Kent, who immigrated to the United States in 1946, was a longtime board member of the Conference on Jewish Material Claims Against Germany, or Claims Conference, where he served variously as treasurer, co-chair of its negotiating committee, and special adviser to its president.

In those roles, said Greg Schneider, executive vice president of the Claims Conference, Kent negotiated billions of dollars in pensions and compensation for Jewish survivors from the German government and championed survivor interests with insurance companies, German industry and Eastern European governments.

Just last year, Kent recorded a video as part of a campaign to demand that Facebook founder Mark Zuckerberg remove Holocaust denial content from his entire social media network.

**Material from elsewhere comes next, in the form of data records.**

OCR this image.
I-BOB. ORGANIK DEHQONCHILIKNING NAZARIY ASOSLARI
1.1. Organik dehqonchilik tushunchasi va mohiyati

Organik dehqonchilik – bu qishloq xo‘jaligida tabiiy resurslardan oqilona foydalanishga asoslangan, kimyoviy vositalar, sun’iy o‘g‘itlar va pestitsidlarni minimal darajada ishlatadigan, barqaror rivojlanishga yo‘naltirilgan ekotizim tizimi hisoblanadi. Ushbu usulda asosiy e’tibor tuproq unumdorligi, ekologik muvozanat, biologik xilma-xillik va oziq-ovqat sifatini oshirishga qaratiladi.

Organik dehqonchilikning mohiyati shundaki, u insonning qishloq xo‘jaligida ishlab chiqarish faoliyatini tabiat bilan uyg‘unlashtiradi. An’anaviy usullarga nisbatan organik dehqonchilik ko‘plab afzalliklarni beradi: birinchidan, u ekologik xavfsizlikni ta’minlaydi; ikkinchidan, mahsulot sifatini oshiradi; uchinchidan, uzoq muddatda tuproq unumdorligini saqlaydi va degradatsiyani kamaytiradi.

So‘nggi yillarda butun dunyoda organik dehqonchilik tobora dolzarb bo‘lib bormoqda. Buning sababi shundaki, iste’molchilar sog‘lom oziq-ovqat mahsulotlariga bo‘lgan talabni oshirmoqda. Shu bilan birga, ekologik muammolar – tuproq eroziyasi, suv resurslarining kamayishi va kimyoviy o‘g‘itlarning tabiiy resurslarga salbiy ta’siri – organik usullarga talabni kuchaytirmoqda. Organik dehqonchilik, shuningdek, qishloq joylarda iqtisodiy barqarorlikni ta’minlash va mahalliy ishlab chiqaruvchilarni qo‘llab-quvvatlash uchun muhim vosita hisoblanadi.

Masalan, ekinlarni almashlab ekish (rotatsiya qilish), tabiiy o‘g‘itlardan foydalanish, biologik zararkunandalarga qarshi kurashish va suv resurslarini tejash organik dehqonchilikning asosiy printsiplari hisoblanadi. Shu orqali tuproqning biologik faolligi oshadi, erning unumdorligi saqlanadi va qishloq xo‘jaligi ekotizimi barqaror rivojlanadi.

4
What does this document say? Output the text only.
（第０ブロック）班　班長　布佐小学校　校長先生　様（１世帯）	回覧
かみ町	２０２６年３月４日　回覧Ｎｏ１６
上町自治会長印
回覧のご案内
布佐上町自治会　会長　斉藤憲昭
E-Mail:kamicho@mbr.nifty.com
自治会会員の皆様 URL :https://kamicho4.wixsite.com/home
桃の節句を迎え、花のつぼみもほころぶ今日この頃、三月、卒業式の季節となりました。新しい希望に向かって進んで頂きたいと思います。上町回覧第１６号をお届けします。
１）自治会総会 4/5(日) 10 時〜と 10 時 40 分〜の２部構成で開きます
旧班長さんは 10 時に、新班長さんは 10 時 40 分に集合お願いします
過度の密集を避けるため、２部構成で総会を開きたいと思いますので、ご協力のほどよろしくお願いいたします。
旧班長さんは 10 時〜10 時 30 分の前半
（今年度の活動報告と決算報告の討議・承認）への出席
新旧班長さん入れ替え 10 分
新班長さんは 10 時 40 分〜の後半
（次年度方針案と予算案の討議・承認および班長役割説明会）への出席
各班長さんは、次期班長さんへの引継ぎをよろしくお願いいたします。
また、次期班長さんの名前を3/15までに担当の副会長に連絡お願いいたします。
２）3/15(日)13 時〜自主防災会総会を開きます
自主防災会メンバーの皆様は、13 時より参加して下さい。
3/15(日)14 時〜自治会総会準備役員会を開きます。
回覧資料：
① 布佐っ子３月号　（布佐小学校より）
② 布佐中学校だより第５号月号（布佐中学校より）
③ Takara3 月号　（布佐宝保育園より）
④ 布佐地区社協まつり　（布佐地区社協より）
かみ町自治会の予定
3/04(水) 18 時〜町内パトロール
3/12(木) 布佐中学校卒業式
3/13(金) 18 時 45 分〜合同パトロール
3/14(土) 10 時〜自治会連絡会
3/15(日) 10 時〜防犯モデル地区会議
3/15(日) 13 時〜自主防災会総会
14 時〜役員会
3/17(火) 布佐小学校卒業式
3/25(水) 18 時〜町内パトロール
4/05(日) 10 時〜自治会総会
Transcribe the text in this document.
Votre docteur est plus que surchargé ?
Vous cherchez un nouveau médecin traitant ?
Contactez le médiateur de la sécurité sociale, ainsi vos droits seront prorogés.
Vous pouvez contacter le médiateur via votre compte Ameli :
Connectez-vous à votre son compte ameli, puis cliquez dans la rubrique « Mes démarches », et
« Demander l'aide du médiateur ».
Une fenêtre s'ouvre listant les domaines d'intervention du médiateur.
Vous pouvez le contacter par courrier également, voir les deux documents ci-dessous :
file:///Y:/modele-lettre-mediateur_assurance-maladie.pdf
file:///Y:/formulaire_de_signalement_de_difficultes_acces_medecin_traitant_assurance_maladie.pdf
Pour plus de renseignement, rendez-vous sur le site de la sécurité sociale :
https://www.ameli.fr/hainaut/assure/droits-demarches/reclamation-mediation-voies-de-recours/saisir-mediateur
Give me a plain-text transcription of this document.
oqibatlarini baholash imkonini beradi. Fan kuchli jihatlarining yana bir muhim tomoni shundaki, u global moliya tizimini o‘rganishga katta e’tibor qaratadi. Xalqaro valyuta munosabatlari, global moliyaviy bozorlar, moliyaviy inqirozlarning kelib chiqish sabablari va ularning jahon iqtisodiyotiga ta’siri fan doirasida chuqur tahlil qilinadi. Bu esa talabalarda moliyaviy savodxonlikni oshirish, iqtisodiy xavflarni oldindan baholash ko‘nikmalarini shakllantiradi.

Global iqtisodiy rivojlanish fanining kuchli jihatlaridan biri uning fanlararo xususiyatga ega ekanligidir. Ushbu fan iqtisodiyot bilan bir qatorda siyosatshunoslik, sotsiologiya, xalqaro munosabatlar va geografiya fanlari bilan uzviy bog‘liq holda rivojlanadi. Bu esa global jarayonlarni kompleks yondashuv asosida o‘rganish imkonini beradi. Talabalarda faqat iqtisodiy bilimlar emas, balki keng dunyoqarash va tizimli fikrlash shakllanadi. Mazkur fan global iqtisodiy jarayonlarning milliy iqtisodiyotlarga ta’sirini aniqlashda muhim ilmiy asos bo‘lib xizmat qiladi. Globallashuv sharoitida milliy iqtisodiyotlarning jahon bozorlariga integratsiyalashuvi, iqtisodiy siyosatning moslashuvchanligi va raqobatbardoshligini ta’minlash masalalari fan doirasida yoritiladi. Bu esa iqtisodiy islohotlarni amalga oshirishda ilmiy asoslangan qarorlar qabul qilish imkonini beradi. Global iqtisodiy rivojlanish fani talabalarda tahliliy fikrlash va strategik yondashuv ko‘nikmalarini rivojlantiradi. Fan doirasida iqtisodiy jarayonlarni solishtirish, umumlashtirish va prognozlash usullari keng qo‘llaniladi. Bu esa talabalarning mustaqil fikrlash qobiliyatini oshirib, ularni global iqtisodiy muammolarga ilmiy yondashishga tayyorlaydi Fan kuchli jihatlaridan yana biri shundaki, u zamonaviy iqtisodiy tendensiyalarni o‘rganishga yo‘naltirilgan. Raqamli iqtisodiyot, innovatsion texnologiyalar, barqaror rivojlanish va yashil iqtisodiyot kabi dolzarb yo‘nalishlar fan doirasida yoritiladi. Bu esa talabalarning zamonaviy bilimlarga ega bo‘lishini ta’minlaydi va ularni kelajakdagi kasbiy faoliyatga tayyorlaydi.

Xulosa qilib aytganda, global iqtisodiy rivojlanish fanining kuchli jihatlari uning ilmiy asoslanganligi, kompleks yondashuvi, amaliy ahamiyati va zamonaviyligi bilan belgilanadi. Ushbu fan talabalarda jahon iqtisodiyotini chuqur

“Roman made himself available for every cause that we put in front of him, tirelessly giving of his time and energy,” said Gideon Taylor, the Claims Conference president, in a statement. “He will be remembered as an unwavering force of good will and an undeniable advocate for the global Jewish community.”

Kent also served as the chairman of the American Gathering of Jewish Holocaust Survivors and Their Descendants; as president of the International Auschwitz Committee; and also as president of the Jewish Foundation for the Righteous, which assists non-Jews who saved Jews during the Holocaust.

Born in Lodz, Poland, in 1929, Roman Kniker survived its ghetto and several camps including Merzbachtal, Dornau, Flossenburg and Auschwitz. His father died of malnutrition in the Lodz Ghetto and his mother was murdered in Auschwitz-Birkenau.

Kent and his brother Leon were liberated by the US Army in 1945 while on a death march to Dachau.

The brothers were reunited with their two sisters, Dasza and Renia, in Sweden following their liberation. Dasza died a few months later.

In June 1946, the brothers immigrated to the United States as part of a government program to admit 5,000 orphans. Kent lived in Atlanta with foster parents and attended Emory University in that Georgia city, going on to start a successful international trade company.

In 1988, he joined the board of the Claims Conference, which had been tasked with securing the restitution that Germany has paid through direct assistance to survivors and for educational and memorial programs.

Diplomat Stuart Eizenstat, who worked with Kent as the Claims Conference’s special negotiator, said his co-chair on the negotiating committee “made it his personal mission to advocate for his fellow survivors to the very end, participating on negotiations calls as recently as last week. His strength and fortitude were unmatched, and his drive and determination to see justice served knew no bounds.”

In 2016, in an interview marking UNESCO’s Holocaust Remembrance Day event, Kent warned about the abuse of language to deny the past.

“I have noticed over the years that in relation to the Holocaust in the media, there is a tendency to sanitize the past,” he said. “People say that 6 million people were ‘lost’ or ‘perished.’ They were not lost. They were not misplaced. They were imprisoned, starved, tortured, murdered and burned. It is hard to hear but that is the truth that we must preserve to prevent the Holocaust happening again.”

Kent married Hannah Starkman, a Lodz native and fellow survivor, in 1957. Hannah Kent died in 2017. They are survived by their two children, Jeffrey and Susan, as well as three grandchildren and one great-grandchild.